No hay referencia alguna al trascendentalismo, que fue, históricamente, el marco filosófico en que se formó la familia Alcott y que ayuda a explicar la tendencia de las familias March y Laurence a la bondad, la caridad, el servicio y la militancia igualitaria. Al omitir ese marco, de alguna manera se generaliza ese espíritu al universo de la película. Todo es bondad, y la maldad está lejos, fuera de campo, aunque vemos sus consecuencias. Aun los personajes que tuvieron que desarrollar una interfaz dura y autoritaria (Dashwood, la tía March) en el fondo tienen su corazón. Es un mundo en que las personas se dispusieron a ser buenas y ayudarse unas a otras, bañado en la música melodiosa y positiva de Alexandre Desplat. Podemos evaluarlo como una visión de mundo enajenada e ingenua, pero también como la propuesta de un modelo de mundo, que podría ser el que derivara de una politicidad feminista, consagrado en el extenso epílogo mudo de la película.
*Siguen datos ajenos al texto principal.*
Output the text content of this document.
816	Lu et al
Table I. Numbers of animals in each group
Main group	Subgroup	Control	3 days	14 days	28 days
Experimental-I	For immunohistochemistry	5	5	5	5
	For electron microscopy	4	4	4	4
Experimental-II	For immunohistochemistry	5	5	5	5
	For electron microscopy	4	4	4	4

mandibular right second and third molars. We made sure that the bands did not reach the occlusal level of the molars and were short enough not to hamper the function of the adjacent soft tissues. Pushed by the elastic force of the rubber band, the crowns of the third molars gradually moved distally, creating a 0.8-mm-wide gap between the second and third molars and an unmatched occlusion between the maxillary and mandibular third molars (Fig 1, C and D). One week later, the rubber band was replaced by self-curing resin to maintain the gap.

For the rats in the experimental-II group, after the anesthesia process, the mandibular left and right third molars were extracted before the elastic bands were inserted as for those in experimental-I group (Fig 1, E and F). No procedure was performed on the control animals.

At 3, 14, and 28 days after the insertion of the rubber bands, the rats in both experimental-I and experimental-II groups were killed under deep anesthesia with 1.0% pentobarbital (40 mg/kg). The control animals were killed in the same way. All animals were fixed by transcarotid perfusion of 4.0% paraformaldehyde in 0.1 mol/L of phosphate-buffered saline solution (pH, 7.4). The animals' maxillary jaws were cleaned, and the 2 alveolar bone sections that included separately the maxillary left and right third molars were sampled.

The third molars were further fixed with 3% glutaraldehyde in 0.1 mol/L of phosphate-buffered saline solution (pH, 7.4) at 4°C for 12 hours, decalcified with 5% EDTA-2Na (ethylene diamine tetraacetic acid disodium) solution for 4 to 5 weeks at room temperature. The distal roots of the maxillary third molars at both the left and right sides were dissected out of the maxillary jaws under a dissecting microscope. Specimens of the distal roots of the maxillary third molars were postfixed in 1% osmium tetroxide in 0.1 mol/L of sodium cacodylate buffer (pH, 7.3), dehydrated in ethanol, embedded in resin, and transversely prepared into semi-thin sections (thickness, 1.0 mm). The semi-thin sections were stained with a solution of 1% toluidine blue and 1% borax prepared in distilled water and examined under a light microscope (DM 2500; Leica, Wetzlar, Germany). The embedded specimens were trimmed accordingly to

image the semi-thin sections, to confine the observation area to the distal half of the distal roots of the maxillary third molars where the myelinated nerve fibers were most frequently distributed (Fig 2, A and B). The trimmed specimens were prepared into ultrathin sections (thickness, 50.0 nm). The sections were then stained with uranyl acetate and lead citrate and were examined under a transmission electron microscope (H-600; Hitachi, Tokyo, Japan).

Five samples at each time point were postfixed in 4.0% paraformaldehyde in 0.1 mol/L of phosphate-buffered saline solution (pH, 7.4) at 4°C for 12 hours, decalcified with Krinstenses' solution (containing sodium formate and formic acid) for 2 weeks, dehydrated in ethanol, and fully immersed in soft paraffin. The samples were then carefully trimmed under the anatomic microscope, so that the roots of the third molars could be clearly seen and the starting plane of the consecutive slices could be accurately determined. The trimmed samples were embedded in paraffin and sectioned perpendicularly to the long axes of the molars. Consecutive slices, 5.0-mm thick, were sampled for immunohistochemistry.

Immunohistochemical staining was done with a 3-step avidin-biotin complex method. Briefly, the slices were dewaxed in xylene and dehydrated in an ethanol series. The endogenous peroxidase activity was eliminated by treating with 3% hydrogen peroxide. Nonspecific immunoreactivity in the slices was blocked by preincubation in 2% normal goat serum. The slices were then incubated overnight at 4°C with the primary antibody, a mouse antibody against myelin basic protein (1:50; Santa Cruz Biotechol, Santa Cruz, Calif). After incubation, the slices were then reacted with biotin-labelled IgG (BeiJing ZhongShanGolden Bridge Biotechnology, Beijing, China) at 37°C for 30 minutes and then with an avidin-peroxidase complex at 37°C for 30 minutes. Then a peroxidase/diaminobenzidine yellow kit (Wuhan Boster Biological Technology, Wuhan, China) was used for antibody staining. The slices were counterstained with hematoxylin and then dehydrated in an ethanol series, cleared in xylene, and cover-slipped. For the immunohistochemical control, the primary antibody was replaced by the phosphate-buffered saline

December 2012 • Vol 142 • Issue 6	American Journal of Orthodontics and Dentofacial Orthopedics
En todo caso, esta obra preciosa, llena de abrazos (maternales, fraternos, amistosos, amorosos e incluso librescos), es ella misma un enorme abrazo en el alma de los espectadores.
Mujercitas (Little Women). Dirigida por Greta Gerwig. Basada en novela de Louisa May Alcott. Con Saoirse Ronan, Florence Pugh, Timothée Chalamet. Estados Unidos, 2019. En varias salas.